While this is an interesting question to be asking about students who are enrolled in a specific course, I want to focus on the situation where the students have already taken the course and in that sense are more experienced than those currently enrolled. Assuming we want to see this type of time allocation from students, the question is must we require it as coursework of a sort, must we pay these students for their labor, or is there a third way. Let me call this hypothetical third way "open service learning." The "service learning" part is straightforward enough. The students who are acting as mentor/teachers or as content creators are providing a service that has social value and they are learning in the process of providing that service. The "open" part needs more comment. In part it is to show respect for the open source software movement and that this approach would like to mimic the open source software approach in some respects. And in part, it suggests that the learning objects generated under this approach be licensed in a way similar to the licensing of open source software. The two are related, I believe. Let's see if I can explain why.

First, let me describe some issues with the other forms of eliciting labor from the students. If I had the a good and motivated student who wanted to work for me as a mentor/teacher in an economics class I'm going to teach, I could offer the student independent study credit for her troubles. Since I'm an economics professor presumably my expertise is in the teaching and learning of economics. To the extent that being a mentor/teacher makes the student learn economics beyond what the student learned in taking the course from me earlier it is fitting an proper for the student to receive economics credit. But suppose that while there is some of that, more of the learning is in the form of improved communication skills, learning how to frame economics ideas so the other students will understand them better, not learning more about the economics itself.

Learning how to teach others is an important social skill, but it is not economics. So should the student receive economics credit for it? If not, should the student receive any credit whatsoever?

Alternatively, I could offer the student wages for the work contributed. Normally instructional personnel get paid by the department offering the course. But academic departments are not set up to pay undergraduates to serve as mentor teachers. The model is of the faculty member as the master instructor and the graduate student TAs as the faculty in training. Are the undergraduate students meant as substitutes for these other labor inputs? If so, that will lose. This is the old cost argument. If at this time we are looking at the approach primarily to save money, the other input providers will balk and university will be chastised for lowering the quality of instruction. If, however, the undergrads are viewed as an add on to cost. that will also lose, because we won't be able to afford it.
(In the long run, I believe that both the substitute and the add on to cost approaches will have some merit. But I think it is wrong for the near term.)

So that leaves labor input that is donated by students but then is added on to what we're already doing in instruction (from the perspective of volume of human resources not from the perspective of how to better teach the courses; the pedagogy should change to accommodate the use of the undergrads). This may seem like wishful thinking and perhaps it is. But I remain hopeful.

In the near term the focus will be on large gen ed courses and "blended learning,," meaning more online pieces to the course and reduced seat time. It is natural to use undergrads in this setting, for example as nighttime online TAs. Let's say that happens and let's so those undergraduate helpers get engaged in the activities. Then we have the seed for these students to work beyond their compensation, for other rewards. This is the toe in the door toward open service learning.

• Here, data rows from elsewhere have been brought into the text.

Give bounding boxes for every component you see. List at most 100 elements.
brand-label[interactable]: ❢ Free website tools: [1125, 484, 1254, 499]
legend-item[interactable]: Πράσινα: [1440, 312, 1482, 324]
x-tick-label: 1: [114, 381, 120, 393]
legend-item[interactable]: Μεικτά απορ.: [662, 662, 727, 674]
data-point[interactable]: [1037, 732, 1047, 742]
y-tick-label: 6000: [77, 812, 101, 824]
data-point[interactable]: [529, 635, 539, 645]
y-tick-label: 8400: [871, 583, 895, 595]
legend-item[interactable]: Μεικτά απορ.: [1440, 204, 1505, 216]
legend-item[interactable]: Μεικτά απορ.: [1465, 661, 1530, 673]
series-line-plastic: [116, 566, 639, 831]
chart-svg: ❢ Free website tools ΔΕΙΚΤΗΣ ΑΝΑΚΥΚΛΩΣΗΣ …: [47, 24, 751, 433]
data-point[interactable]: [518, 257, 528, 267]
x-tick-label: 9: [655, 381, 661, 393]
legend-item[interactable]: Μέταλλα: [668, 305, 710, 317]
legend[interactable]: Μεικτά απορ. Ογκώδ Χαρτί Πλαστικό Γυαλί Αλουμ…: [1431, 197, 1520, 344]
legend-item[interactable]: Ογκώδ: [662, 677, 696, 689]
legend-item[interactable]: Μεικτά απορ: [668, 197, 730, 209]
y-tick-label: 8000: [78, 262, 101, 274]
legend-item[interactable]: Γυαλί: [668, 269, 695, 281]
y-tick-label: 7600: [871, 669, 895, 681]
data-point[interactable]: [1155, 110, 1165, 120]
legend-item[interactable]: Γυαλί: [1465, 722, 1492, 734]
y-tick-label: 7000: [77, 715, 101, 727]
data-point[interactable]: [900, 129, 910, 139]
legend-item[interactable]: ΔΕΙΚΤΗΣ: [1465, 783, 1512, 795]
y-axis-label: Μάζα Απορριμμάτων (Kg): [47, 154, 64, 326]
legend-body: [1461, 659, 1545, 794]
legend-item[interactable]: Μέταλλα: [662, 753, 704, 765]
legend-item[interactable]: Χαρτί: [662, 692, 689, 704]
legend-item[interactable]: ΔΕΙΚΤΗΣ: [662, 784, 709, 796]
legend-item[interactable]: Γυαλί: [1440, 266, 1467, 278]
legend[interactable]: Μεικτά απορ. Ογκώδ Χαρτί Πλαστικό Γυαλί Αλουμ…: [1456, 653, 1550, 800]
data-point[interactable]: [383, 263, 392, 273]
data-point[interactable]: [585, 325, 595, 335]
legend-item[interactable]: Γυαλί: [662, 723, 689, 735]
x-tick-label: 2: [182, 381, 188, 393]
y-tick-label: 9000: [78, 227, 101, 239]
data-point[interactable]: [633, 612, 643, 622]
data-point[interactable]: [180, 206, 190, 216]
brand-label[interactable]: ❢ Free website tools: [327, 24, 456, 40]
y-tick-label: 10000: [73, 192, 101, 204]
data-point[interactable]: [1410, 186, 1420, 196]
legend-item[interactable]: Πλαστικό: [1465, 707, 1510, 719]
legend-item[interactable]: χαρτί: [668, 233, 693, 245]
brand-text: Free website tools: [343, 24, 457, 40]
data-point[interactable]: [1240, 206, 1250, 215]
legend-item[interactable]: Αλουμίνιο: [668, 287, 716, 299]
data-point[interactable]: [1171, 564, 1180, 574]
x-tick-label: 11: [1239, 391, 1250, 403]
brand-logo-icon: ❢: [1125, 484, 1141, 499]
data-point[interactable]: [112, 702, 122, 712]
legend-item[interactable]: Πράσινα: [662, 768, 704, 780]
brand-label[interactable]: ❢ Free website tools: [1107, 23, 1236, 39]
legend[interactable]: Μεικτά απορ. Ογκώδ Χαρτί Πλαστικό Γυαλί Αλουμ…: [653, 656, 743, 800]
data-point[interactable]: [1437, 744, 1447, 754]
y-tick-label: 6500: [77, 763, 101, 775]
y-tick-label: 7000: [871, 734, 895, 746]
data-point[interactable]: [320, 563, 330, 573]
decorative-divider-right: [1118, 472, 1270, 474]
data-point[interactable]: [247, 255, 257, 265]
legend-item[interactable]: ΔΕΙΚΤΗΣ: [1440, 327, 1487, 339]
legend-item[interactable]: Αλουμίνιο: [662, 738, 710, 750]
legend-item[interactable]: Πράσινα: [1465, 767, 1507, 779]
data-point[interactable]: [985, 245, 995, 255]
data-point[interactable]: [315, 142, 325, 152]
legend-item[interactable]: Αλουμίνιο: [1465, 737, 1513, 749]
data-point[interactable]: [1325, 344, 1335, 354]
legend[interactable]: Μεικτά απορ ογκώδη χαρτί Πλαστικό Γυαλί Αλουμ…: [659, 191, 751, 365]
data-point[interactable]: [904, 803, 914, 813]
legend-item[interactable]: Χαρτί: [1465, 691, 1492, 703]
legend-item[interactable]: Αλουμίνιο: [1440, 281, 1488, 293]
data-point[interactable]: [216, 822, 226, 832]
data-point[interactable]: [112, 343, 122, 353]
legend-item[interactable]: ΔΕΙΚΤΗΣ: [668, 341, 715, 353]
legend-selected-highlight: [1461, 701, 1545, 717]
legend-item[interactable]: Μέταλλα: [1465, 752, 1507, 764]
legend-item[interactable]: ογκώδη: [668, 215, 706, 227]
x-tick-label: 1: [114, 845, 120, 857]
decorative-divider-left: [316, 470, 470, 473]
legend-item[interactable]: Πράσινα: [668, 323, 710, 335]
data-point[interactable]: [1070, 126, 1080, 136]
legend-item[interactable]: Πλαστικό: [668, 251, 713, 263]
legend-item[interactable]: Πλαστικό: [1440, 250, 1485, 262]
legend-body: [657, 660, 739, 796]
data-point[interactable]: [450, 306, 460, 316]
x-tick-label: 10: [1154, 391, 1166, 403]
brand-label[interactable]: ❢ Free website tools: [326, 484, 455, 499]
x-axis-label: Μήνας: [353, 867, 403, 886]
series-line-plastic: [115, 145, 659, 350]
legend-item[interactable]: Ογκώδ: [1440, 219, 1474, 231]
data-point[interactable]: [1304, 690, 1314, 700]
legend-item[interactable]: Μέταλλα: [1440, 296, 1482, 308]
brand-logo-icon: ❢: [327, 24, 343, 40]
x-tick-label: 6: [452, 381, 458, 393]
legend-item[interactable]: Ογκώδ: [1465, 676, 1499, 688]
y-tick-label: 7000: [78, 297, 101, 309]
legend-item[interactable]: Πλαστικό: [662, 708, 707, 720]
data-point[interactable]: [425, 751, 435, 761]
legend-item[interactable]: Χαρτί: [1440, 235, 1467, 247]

The campuses that are encouraging these things to happen from above need to embrace an open courseware licensing agreement for the exchange of learning objects. As Weber points out, the software licensing can serve as a form of governance to coordinate the community actions. in this case the idea is that if everyone else is donating their learning objects then the engaged student and faculty creators will want to donate their own learning objects and they will want to put in the time to understand how they might use the creations of others. The licensing can set the pre-conditions for this to happen and further it shows institutional commitment and foresight into how open service learning is likely to evolve. Moreover, my belief is that if students are donating their time to create reusable learning objects, other students will donate their time to mentor their fellow students, so long as their are tangible rewards from it, the key one being engagement with a faculty member who is trying earnestly to improve instruction.

We who are administrator in higher ed with a charge of promoting undergraduate instruction need to work on setting these pre-conditions and then to get out of the way so we don't block creative efforts from the students and faculty themselves.